“I can well imagine it,” answered Miriam. “One clay image is readily copied from another. But let us first see Guido’s picture. The light is favorable now.”
Accordingly, they turned into the first chapel on the right hand, as you enter the nave; and there they beheld,—not the picture, indeed,—but a closely drawn curtain. The churchmen of Italy make no scruple of sacrificing the very purpose for which a work of sacred art has been created; that of opening the way; for religious sentiment through the quick medium of sight, by bringing angels, saints, and martyrs down visibly upon earth; of sacrificing this high purpose, and, for aught they know, the welfare of many souls along with it, to the hope of a paltry fee. Every work by an artist of celebrity is hidden behind a veil, and seldom revealed, except to Protestants, who scorn it as an object of devotion, and value it only for its artistic merit.
The sacristan was quickly found, however, and lost no time in disclosing the youthful Archangel, setting his divine foot on the head of his fallen adversary. It was an image of that greatest of future events, which we hope for so ardently, at least, while we are young,—but find so very long in coming, the triumph of goodness over the evil principle.
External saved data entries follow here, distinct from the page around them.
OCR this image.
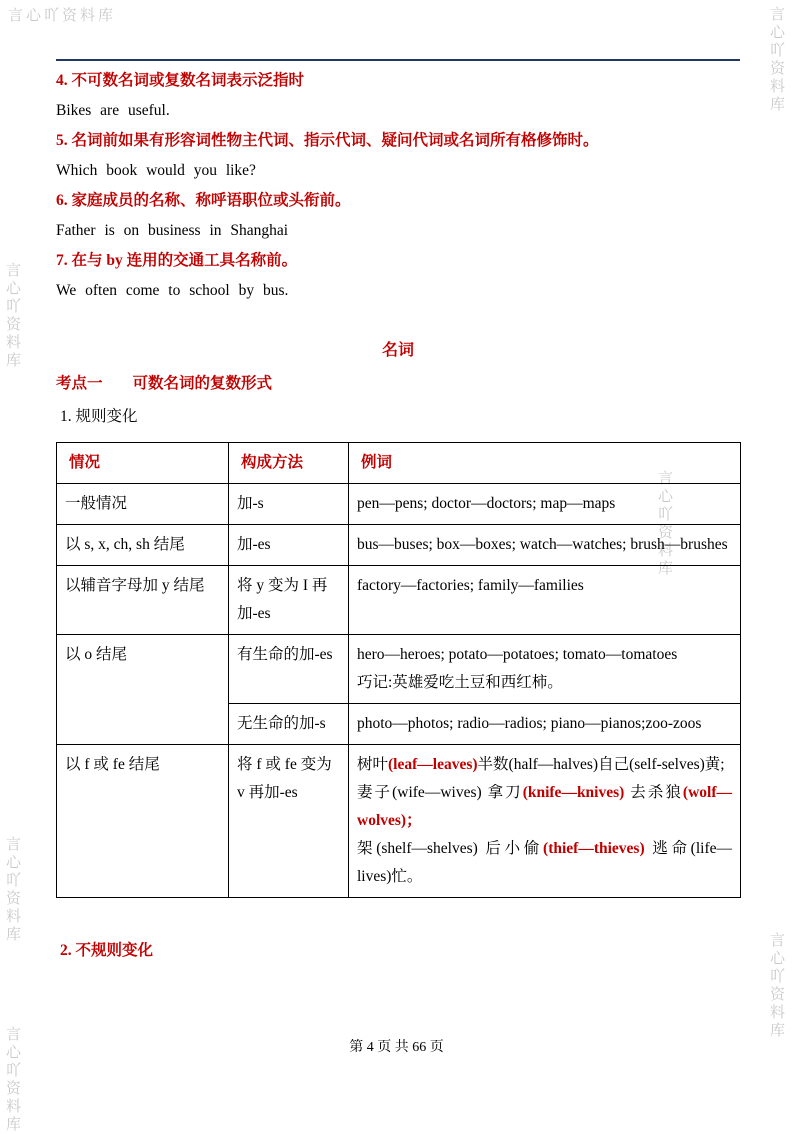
言心吖资料库	言心吖资料库
言心吖资料库
言心吖资料库
言心吖资料库
言心吖资料库
言心吖资料库

4. 不可数名词或复数名词表示泛指时

Bikes are useful.

5. 名词前如果有形容词性物主代词、指示代词、疑问代词或名词所有格修饰时。

Which book would you like?

6. 家庭成员的名称、称呼语职位或头衔前。

Father is on business in Shanghai

7. 在与 by 连用的交通工具名称前。

We often come to school by bus.

名词

考点一 可数名词的复数形式

1. 规则变化

情况	构成方法	例词

一般情况	加-s	pen—pens; doctor—doctors; map—maps

以 s, x, ch, sh 结尾	加-es	bus—buses; box—boxes; watch—watches; brush—brushes

以辅音字母加 y 结尾	将 y 变为 I 再加-es	factory—factories; family—families

以 o 结尾	有生命的加-es	hero—heroes; potato—potatoes; tomato—tomatoes

巧记:英雄爱吃土豆和西红柿。

	无生命的加-s	photo—photos; radio—radios; piano—pianos;zoo-zoos

以 f 或 fe 结尾	将 f 或 fe 变为 v 再加-es	树叶(leaf—leaves)半数(half—halves)自己(self-selves)黄;

妻子(wife—wives) 拿刀(knife—knives) 去杀狼(wolf—wolves)；

架(shelf—shelves) 后小偷(thief—thieves) 逃命(life—lives)忙。

2. 不规则变化

第 4 页 共 66 页
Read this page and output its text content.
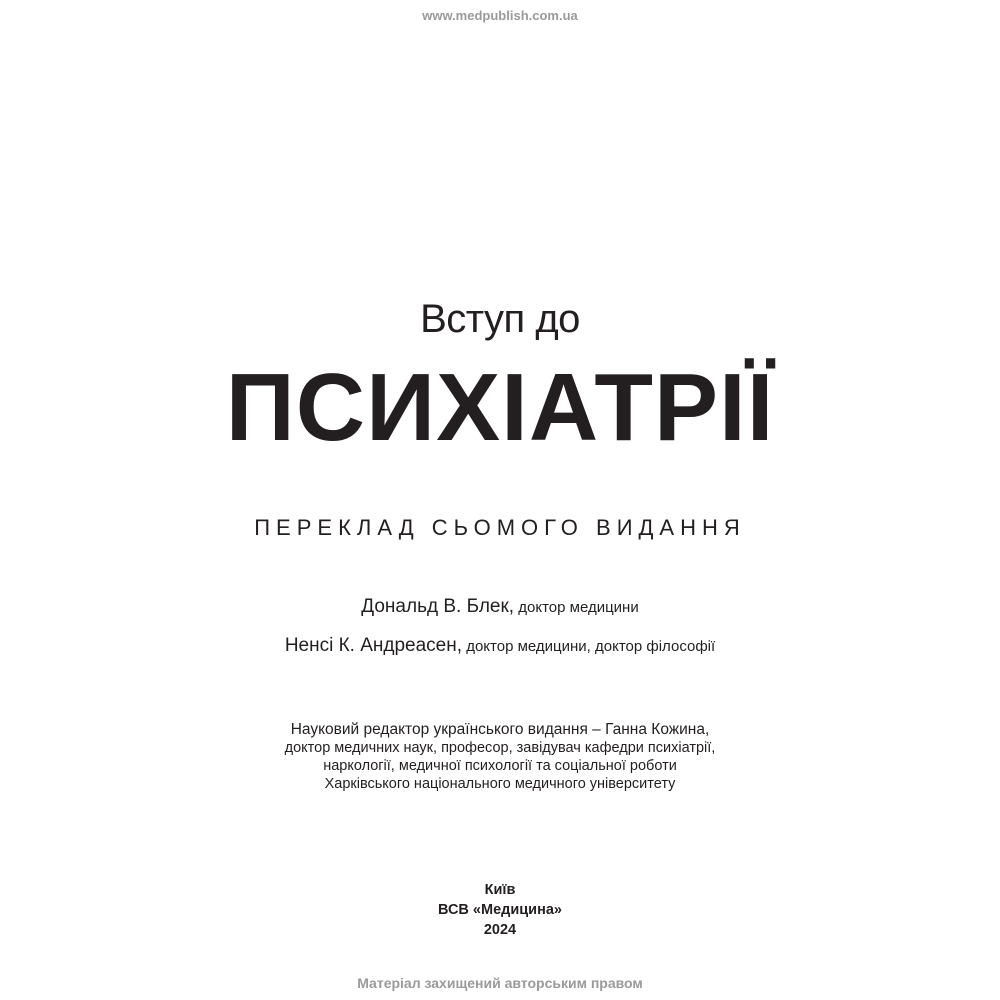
www.medpublish.com.ua
Вступ до
ПСИХІАТРІЇ
ПЕРЕКЛАД СЬОМОГО ВИДАННЯ
Дональд В. Блек, доктор медицини
Ненсі К. Андреасен, доктор медицини, доктор філософії
Науковий редактор українського видання – Ганна Кожина,
доктор медичних наук, професор, завідувач кафедри психіатрії,
наркології, медичної психології та соціальної роботи
Харківського національного медичного університету
Київ
ВСВ «Медицина»
2024
Матеріал захищений авторським правом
“Where can Hilda be?” exclaimed Kenyon. “It is not her custom ever to fail in an engagement; and the present one was made entirely on her account. Except herself, you know, we were all agreed in our recollection of the picture.”
“But we were wrong, and Hilda right, as you perceive,” said Miriam, directing his attention to the point on which their dispute of the night before had arisen. “It is not easy to detect her astray as regards any picture on which those clear, soft eyes of hers have ever rested.”
“And she has studied and admired few pictures so much as this,” observed the sculptor. “No wonder; for there is hardly another so beautiful in the world. What an expression of heavenly severity in the Archangel’s face! There is a degree of pain, trouble, and disgust at being brought in contact with sin, even for the purpose of quelling and punishing it; and yet a celestial tranquillity pervades his whole being.”
“I have never been able,” said Miriam, “to admire this picture nearly so much as Hilda does, in its moral and intellectual aspect. If it cost her more trouble to be good, if her soul were less white and pure, she would be a more competent critic of this picture, and would estimate it not half so high. I see its defects today more clearly than ever before.”
“What are some of them?” asked Kenyon.
“That Archangel, now,” Miriam continued; “how fair he looks, with his unruffled wings, with his unhacked sword, and clad in his bright armor, and that exquisitely fitting sky-blue tunic, cut in the latest Paradisiacal mode! What a dainty air of the first celestial society! With what half-scornful delicacy he sets his prettily sandalled foot on the head of his prostrate foe! But, is it thus that virtue looks the moment after its death struggle with evil? No, no; I could have told Guido better. A full third of the Archangel’s feathers should have been torn from his wings; the rest all ruffled, till they looked like Satan’s own! His sword should be streaming with blood, and perhaps broken halfway to the hilt; his armor crushed, his robes rent, his breast gory; a bleeding gash on his brow, cutting right across the stern scowl of battle! He should press his foot hard down upon the old serpent, as if his very soul depended upon it, feeling him squirm mightily, and doubting whether the fight were half over yet, and how the victory might turn! And, with all this fierceness, this grimness, this unutterable horror, there should still be something high, tender, and holy in Michael’s eyes, and around his mouth. But the battle never was such a child’s play as Guido’s dapper Archangel seems to have found it.”
“For Heaven’s sake, Miriam,” cried Kenyon, astonished at the wild energy of her talk; “paint the picture of man’s struggle against sin according to your own idea! I think it will be a masterpiece.”